How do you think finding this language affected your creative vision for this film?
It’s definitely a question of perception because the film is also very much about perception. We know that perception is a very subjective thing so I didn’t even try being objective, but I wanted to find an approach that was more about how we feel about this. I felt really sad when I worked with these girls and I saw their potential. Every so often they’d come with these problems they had in school. They couldn’t understand. They were so highly motivated and some teachers would say “Why do you want to study? You’re a Turkish girl. You’re going to get married anyway.” So this is really an emotional thing that can’t be found in facts.
Damla was made in 2008. Has the situation for immigrants gotten any better?
It probably has gotten even worse.

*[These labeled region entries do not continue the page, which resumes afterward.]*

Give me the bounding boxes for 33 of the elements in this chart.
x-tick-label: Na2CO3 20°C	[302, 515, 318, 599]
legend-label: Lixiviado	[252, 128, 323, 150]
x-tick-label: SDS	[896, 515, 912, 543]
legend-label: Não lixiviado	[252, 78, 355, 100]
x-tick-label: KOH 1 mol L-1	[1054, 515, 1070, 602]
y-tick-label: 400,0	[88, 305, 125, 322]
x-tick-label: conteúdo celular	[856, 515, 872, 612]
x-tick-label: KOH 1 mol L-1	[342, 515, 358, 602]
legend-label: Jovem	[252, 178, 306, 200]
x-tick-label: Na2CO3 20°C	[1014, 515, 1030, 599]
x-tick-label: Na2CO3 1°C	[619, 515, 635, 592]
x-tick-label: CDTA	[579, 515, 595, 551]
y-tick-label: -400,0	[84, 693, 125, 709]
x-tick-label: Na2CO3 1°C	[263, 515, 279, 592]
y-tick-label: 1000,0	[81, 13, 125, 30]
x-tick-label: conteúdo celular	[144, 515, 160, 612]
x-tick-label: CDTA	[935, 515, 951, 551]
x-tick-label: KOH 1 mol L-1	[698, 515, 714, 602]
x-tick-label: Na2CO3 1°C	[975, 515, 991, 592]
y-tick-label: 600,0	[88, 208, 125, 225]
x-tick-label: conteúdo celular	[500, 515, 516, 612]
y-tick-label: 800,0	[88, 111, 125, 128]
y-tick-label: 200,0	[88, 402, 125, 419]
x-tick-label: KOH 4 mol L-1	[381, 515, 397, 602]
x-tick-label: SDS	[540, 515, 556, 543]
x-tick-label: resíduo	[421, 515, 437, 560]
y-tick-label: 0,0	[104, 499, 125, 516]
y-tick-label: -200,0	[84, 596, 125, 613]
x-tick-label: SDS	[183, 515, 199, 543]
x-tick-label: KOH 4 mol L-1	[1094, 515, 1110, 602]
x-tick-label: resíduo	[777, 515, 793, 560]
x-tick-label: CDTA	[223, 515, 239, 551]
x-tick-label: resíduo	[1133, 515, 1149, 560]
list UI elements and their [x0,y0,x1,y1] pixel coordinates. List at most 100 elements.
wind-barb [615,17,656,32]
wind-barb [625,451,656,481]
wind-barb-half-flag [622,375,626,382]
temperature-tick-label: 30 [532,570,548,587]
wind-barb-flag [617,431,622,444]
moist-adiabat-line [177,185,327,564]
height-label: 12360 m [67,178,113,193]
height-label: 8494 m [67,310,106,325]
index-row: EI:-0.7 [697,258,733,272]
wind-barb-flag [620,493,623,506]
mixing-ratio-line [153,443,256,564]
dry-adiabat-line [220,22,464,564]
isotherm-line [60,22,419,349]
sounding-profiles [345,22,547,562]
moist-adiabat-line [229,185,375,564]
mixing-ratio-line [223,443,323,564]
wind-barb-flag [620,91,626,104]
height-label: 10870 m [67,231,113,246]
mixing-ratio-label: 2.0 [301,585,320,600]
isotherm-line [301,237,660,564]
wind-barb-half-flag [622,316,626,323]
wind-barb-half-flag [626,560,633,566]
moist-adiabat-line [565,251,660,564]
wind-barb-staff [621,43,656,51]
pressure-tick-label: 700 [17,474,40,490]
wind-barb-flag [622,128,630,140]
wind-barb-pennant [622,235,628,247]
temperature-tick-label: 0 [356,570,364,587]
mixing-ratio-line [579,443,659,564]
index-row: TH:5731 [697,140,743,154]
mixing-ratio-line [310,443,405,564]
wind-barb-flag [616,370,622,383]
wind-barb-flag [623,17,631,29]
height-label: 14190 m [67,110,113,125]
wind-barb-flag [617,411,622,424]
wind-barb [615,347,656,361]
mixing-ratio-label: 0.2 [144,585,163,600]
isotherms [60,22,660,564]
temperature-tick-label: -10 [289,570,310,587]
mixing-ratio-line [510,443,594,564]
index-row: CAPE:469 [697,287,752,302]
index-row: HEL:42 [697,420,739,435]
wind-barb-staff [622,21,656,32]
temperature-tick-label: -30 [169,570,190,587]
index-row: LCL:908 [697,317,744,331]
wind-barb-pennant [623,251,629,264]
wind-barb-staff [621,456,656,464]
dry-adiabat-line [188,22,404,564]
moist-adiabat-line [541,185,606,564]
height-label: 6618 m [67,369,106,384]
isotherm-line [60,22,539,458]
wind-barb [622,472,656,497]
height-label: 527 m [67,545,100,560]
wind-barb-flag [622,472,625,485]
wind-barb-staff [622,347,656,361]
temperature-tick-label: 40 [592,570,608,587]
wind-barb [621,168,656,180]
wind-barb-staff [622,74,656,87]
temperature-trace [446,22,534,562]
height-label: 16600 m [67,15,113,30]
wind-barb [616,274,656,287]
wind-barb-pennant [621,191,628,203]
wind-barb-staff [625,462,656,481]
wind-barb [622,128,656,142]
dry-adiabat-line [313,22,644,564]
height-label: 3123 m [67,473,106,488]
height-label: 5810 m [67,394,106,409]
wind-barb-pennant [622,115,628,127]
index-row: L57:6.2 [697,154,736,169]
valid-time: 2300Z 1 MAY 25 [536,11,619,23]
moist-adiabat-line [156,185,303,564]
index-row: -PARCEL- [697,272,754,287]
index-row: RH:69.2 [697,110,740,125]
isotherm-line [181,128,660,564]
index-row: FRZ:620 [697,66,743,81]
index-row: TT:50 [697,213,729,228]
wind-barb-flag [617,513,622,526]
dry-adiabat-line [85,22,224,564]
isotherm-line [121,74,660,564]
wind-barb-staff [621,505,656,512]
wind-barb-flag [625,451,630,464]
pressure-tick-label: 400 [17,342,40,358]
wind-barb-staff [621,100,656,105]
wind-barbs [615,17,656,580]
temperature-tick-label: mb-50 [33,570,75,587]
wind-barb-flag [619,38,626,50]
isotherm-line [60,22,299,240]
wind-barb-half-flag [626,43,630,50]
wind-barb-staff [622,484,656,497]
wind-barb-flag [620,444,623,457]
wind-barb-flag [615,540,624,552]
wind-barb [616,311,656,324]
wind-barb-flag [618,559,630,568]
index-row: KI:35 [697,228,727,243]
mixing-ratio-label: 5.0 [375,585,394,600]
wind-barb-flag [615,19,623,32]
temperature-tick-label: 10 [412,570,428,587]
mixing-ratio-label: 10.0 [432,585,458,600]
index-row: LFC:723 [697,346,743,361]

For the girls, definitely. With some of them, we call each other and they tell me that they have finished school, but they keep working these horrible jobs for very little money, so they’re all really frustrated and the pressure just increased.
I’d like to ask you about your alter ego, Lizzie Líbera. How did this come up?
Lizzie Líbera was born somewhere between London and Rome. She was travelling in the 1980s and it turned out to be the perfect alter ego for my normal existence. When I came to Germany my life changed dramatically. Everybody considered me a normal person, in the sense that I was very quickly integrated on the outside, but inside I was a stranger, I was a foreigner and that was kind of a paradox. That’s definitely one of the reasons why I keep relating myself to that person. Lizzie Líbera is closer to my heart then Elisabeth Pricken.